The prospect of Hongkongers being sent across the border for trial is causing particular concern because of distrust of the mainland’s legal system, and its lack of human rights guarantees.
However, officials have stressed the urgency of passing the bill to allow the transfer of Hongkonger Chan Tong-kai, 20, who is wanted in Taiwan for the murder of his girlfriend.
Chan is behind bars in Hong Kong after being found guilty on related money-laundering charges, but could be released by October, when he would be free to flee the city.
While the bill continues to raise concerns internationally, with Britain and Canada issuing a rare joint statement warning against its negative impact on rights and freedoms, Lam said the worries were rooted in a lack of understanding.
She said her government had already listened to various views in proposing the latest revision of the bill, denying that it was only catering to the business community’s concerns, and called for a rational approach during scrutiny of the amended legislation next month.

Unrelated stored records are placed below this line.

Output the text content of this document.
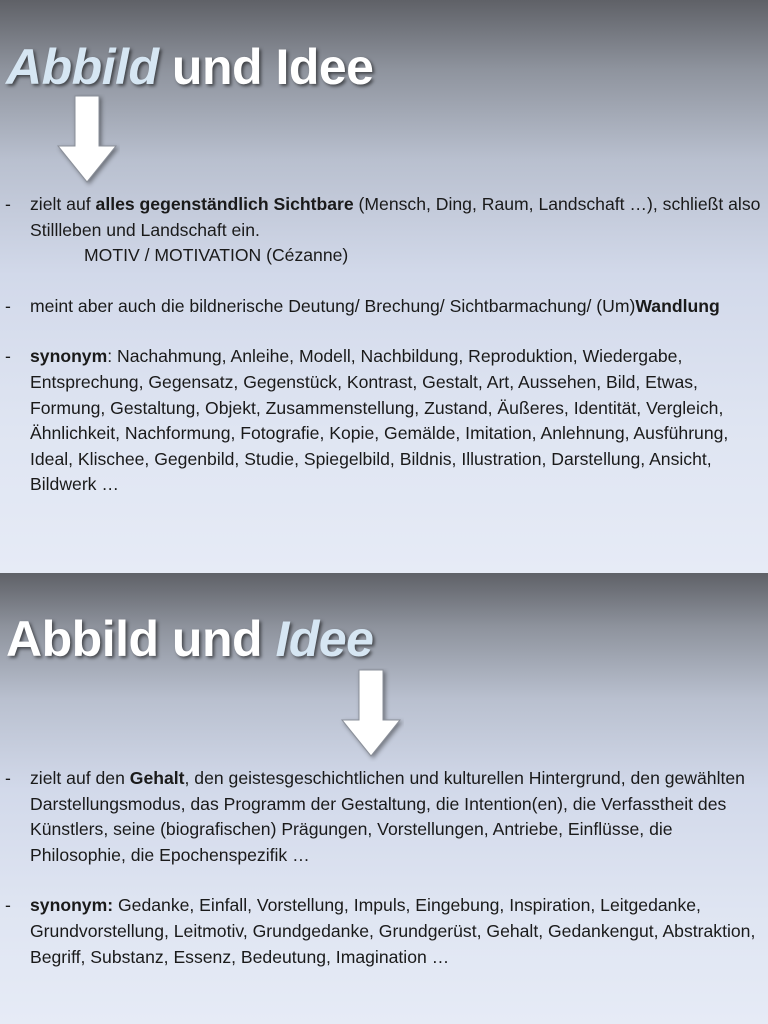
Abbild und Idee
- zielt auf alles gegenständlich Sichtbare (Mensch, Ding, Raum, Landschaft …), schließt also Stillleben und Landschaft ein.
MOTIV / MOTIVATION (Cézanne)
- meint aber auch die bildnerische Deutung/ Brechung/ Sichtbarmachung/ (Um)Wandlung
- synonym: Nachahmung, Anleihe, Modell, Nachbildung, Reproduktion, Wiedergabe, Entsprechung, Gegensatz, Gegenstück, Kontrast, Gestalt, Art, Aussehen, Bild, Etwas, Formung, Gestaltung, Objekt, Zusammenstellung, Zustand, Äußeres, Identität, Vergleich, Ähnlichkeit, Nachformung, Fotografie, Kopie, Gemälde, Imitation, Anlehnung, Ausführung, Ideal, Klischee, Gegenbild, Studie, Spiegelbild, Bildnis, Illustration, Darstellung, Ansicht, Bildwerk …
Abbild und Idee
- zielt auf den Gehalt, den geistesgeschichtlichen und kulturellen Hintergrund, den gewählten Darstellungsmodus, das Programm der Gestaltung, die Intention(en), die Verfasstheit des Künstlers, seine (biografischen) Prägungen, Vorstellungen, Antriebe, Einflüsse, die Philosophie, die Epochenspezifik …
- synonym: Gedanke, Einfall, Vorstellung, Impuls, Eingebung, Inspiration, Leitgedanke, Grundvorstellung, Leitmotiv, Grundgedanke, Grundgerüst, Gehalt, Gedankengut, Abstraktion, Begriff, Substanz, Essenz, Bedeutung, Imagination …
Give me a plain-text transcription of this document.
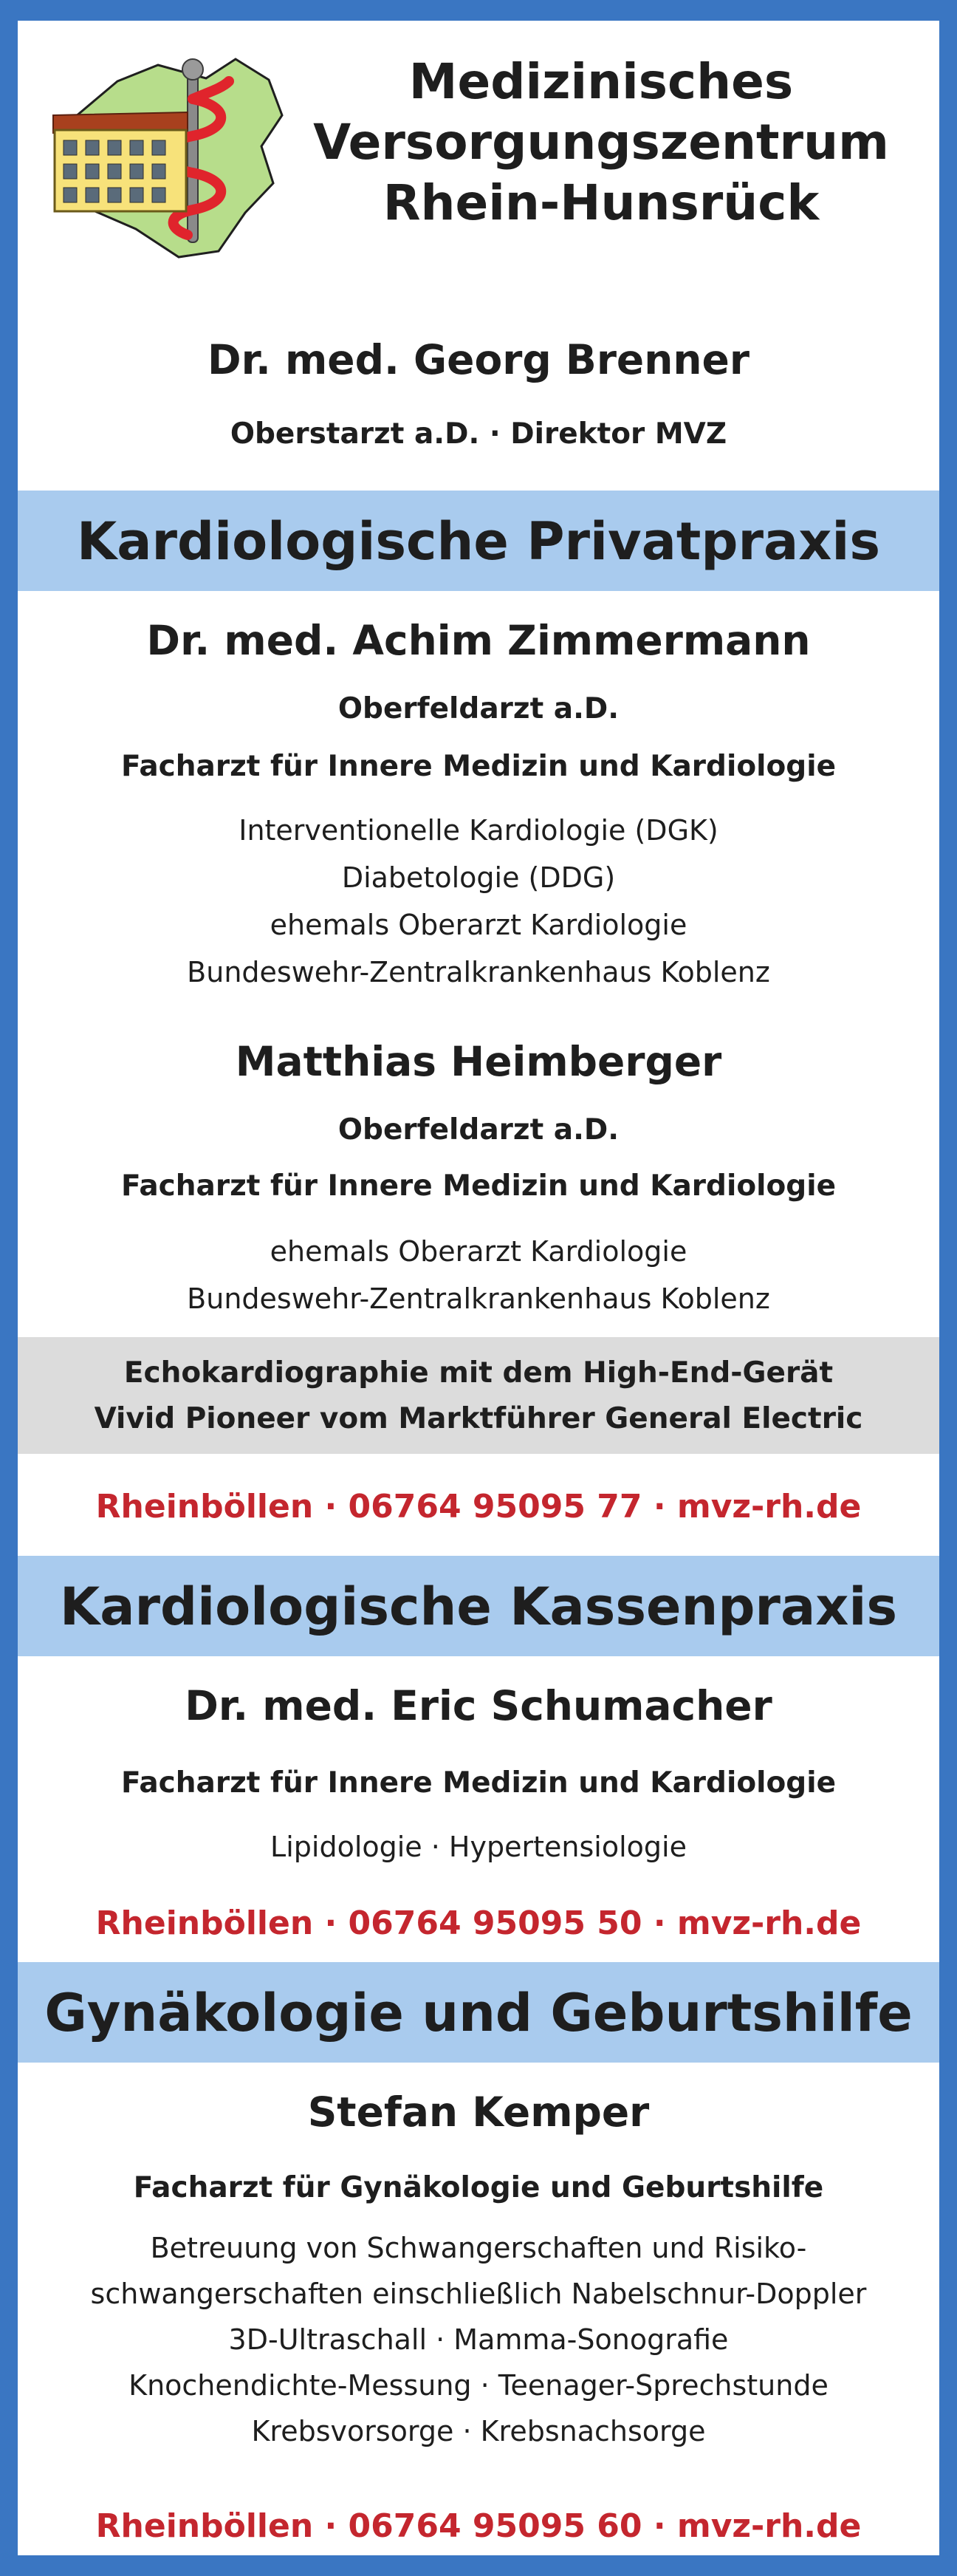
Medizinisches
Versorgungszentrum
Rhein-Hunsrück
Dr. med. Georg Brenner
Oberstarzt a.D. · Direktor MVZ
Kardiologische Privatpraxis
Dr. med. Achim Zimmermann
Oberfeldarzt a.D.
Facharzt für Innere Medizin und Kardiologie
Interventionelle Kardiologie (DGK)
Diabetologie (DDG)
ehemals Oberarzt Kardiologie
Bundeswehr-Zentralkrankenhaus Koblenz
Matthias Heimberger
Oberfeldarzt a.D.
Facharzt für Innere Medizin und Kardiologie
ehemals Oberarzt Kardiologie
Bundeswehr-Zentralkrankenhaus Koblenz
Echokardiographie mit dem High-End-Gerät
Vivid Pioneer vom Marktführer General Electric
Rheinböllen · 06764 95095 77 · mvz-rh.de
Kardiologische Kassenpraxis
Dr. med. Eric Schumacher
Facharzt für Innere Medizin und Kardiologie
Lipidologie · Hypertensiologie
Rheinböllen · 06764 95095 50 · mvz-rh.de
Gynäkologie und Geburtshilfe
Stefan Kemper
Facharzt für Gynäkologie und Geburtshilfe
Betreuung von Schwangerschaften und Risiko-
schwangerschaften einschließlich Nabelschnur-Doppler
3D-Ultraschall · Mamma-Sonografie
Knochendichte-Messung · Teenager-Sprechstunde
Krebsvorsorge · Krebsnachsorge
Rheinböllen · 06764 95095 60 · mvz-rh.de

But the pro-democracy camp remained unconvinced, saying there was little the government could do if the requesting jurisdiction failed to fulfil any guarantee of providing a fair trial.
“How many more people should take to the streets on June 9, before the government will even consider shelving the bill?” democrat James To Kun-sun said, referring to a planned mass protest.
Senior counsel Ronny Tong Ka-wah, an adviser to Lam, said it was unfortunate that the chief executive had to make concessions.
“This is the political reality. The government had to do this to gain the support of the business sector and if this one-size-fits-all application is what it takes, then this compromise is worth it if it can provide safeguards and get the bill passed,” he said.
The convenor of the Progressive Lawyers Group, Billy Li On-yin, said the concessions were not enough to ease public fears.